ECLI:NL:TADRSHE:2012:YA3085

Zaaknummer

H 236 - 2011

Inhoudsindicatie

Schending gedragsregel 19. Reeds jarenlang durende procedure en de indruk dat klaagster aan een sommatie toch niet zou voldoen, ontsloegen verweerster niet van de verplichting om klaagster en/of klaagsters advocaat  aan te schrijven alvorens de deurwaarder in te schakelen. Inhoud exploit onjuist, nagelaten herstelexploit te doen uitbrengen.

Inhoudsindicatie

Klacht gegrond; enkele waarschuwing.

Uitspraak

Beslissing van 2 juli 2012

     in de zaak H 236-2011

naar aanleiding van de klacht van:

 

                                        mevrouw X.

 

                                        klaagster

 

 

                                        tegen:

 

                                        mw. mr Y.

 

                                        verweerster         

 

 

1                Verloop van de procedure

1.1         Bij brief aan de raad van 6 december 2011 heeft de deken van de Orde van Advocaten in het arrondissement ‘s-Hertogenbosch de klacht ter kennis van de raad gebracht.

1.2         De klacht is behandeld ter zitting van de raad van 21 mei 2012 in aanwezigheid van klaagster en verweerster . Van de behandeling is proces-verbaal opgemaakt.

1.3         De raad heeft kennis genomen van:

-          de brief van de deken d.d. 6 december 2011 en de daarbij gevoegde stukken;

-          de nagekomen brief met bijlagen van klaagster d.d. 29 april 2012.

 

 

2        FEITEN

Voor de beoordeling van de klacht wordt, gelet op de stukken en hetgeen ter zitting is verklaard, van de volgende vaststaande feiten uitgegaan:

2.1     Klaagster heeft reeds jarenlang een geschil met haar zuster over de verdeling van de nalatenschap van de ouders van partijen. Het geschil handelde over de vraag of verweersters cliënte haar kindsdeel uit de nalatenschap van de vader van partijen al had ontvangen. Verweerster is de advocate van de zuster van klaagster en heeft haar bijgestaan in een gerechtelijke procedure bij de rechtbank ’s-Hertogenbosch en het gerechtshof te ’s-Hertogenbosch, die verweersters cliënte in het gelijk hebben gesteld.
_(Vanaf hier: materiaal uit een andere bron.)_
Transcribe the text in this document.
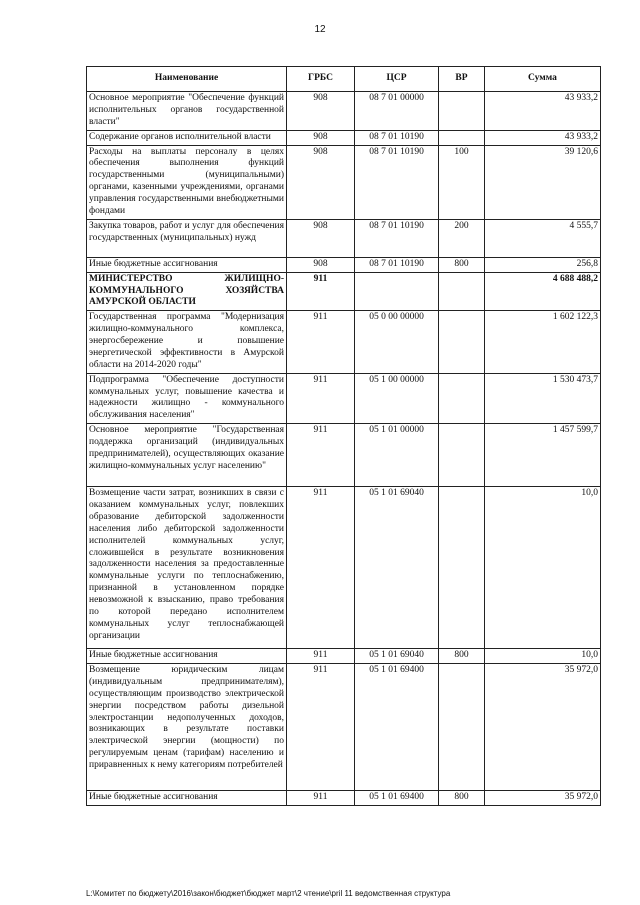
12
Наименование	ГРБС	ЦСР	ВР	Сумма
Основное мероприятие "Обеспечение функций исполнительных органов государственной власти"	908	08 7 01 00000		43 933,2
Содержание органов исполнительной власти	908	08 7 01 10190		43 933,2
Расходы на выплаты персоналу в целях обеспечения выполнения функций государственными (муниципальными) органами, казенными учреждениями, органами управления государственными внебюджетными фондами	908	08 7 01 10190	100	39 120,6
Закупка товаров, работ и услуг для обеспечения государственных (муниципальных) нужд	908	08 7 01 10190	200	4 555,7
Иные бюджетные ассигнования	908	08 7 01 10190	800	256,8
МИНИСТЕРСТВО ЖИЛИЩНО-КОММУНАЛЬНОГО ХОЗЯЙСТВА АМУРСКОЙ ОБЛАСТИ	911			4 688 488,2
Государственная программа "Модернизация жилищно-коммунального комплекса, энергосбережение и повышение энергетической эффективности в Амурской области на 2014-2020 годы"	911	05 0 00 00000		1 602 122,3
Подпрограмма "Обеспечение доступности коммунальных услуг, повышение качества и надежности жилищно - коммунального обслуживания населения"	911	05 1 00 00000		1 530 473,7
Основное мероприятие "Государственная поддержка организаций (индивидуальных предпринимателей), осуществляющих оказание жилищно-коммунальных услуг населению"	911	05 1 01 00000		1 457 599,7
Возмещение части затрат, возникших в связи с оказанием коммунальных услуг, повлекших образование дебиторской задолженности населения либо дебиторской задолженности исполнителей коммунальных услуг, сложившейся в результате возникновения задолженности населения за предоставленные коммунальные услуги по теплоснабжению, признанной в установленном порядке невозможной к взысканию, право требования по которой передано исполнителем коммунальных услуг теплоснабжающей организации	911	05 1 01 69040		10,0
Иные бюджетные ассигнования	911	05 1 01 69040	800	10,0
Возмещение юридическим лицам (индивидуальным предпринимателям), осуществляющим производство электрической энергии посредством работы дизельной электростанции недополученных доходов, возникающих в результате поставки электрической энергии (мощности) по регулируемым ценам (тарифам) населению и приравненных к нему категориям потребителей	911	05 1 01 69400		35 972,0
Иные бюджетные ассигнования	911	05 1 01 69400	800	35 972,0
L:\Комитет по бюджету\2016\закон\бюджет\бюджет март\2 чтение\pril 11 ведомственная структура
2.2     Op 20 oktober 2011 heeft verweerster namens haar cliënte aan klaagster een deurwaardersexploit doen uitbrengen, waarbij een notariële akte d.d. 15 december 1988, het vonnis van de rechtbank te ’s-Hertogenbosch d.d. 29 september 2010 en het arrest van het gerechtshof te ’s-Hertogenbosch d.d. 6 september 2011 werden betekend en waarbij klaagster bevel werd gedaan om binnen twee dagen na betekening een bedrag van € 61.989,40 aan verweersters cliënte te voldoen.

 

3        KLACHT

3.1     De klacht houdt, zakelijk weergegeven, in:    

1.         Klaagster verwijt aan verweerster dat zij als advocate van haar wederpartij, onder schending van gedragsregel 19, op 20 oktober 2011 door een deurwaarder een exploit heeft laten uitbrengen waarin klaagster bevel wordt gedaan om een kleine € 62.000 te betalen. Volgens klaagster had verweerster hierover eerst haar advocaat dienen in te lichten.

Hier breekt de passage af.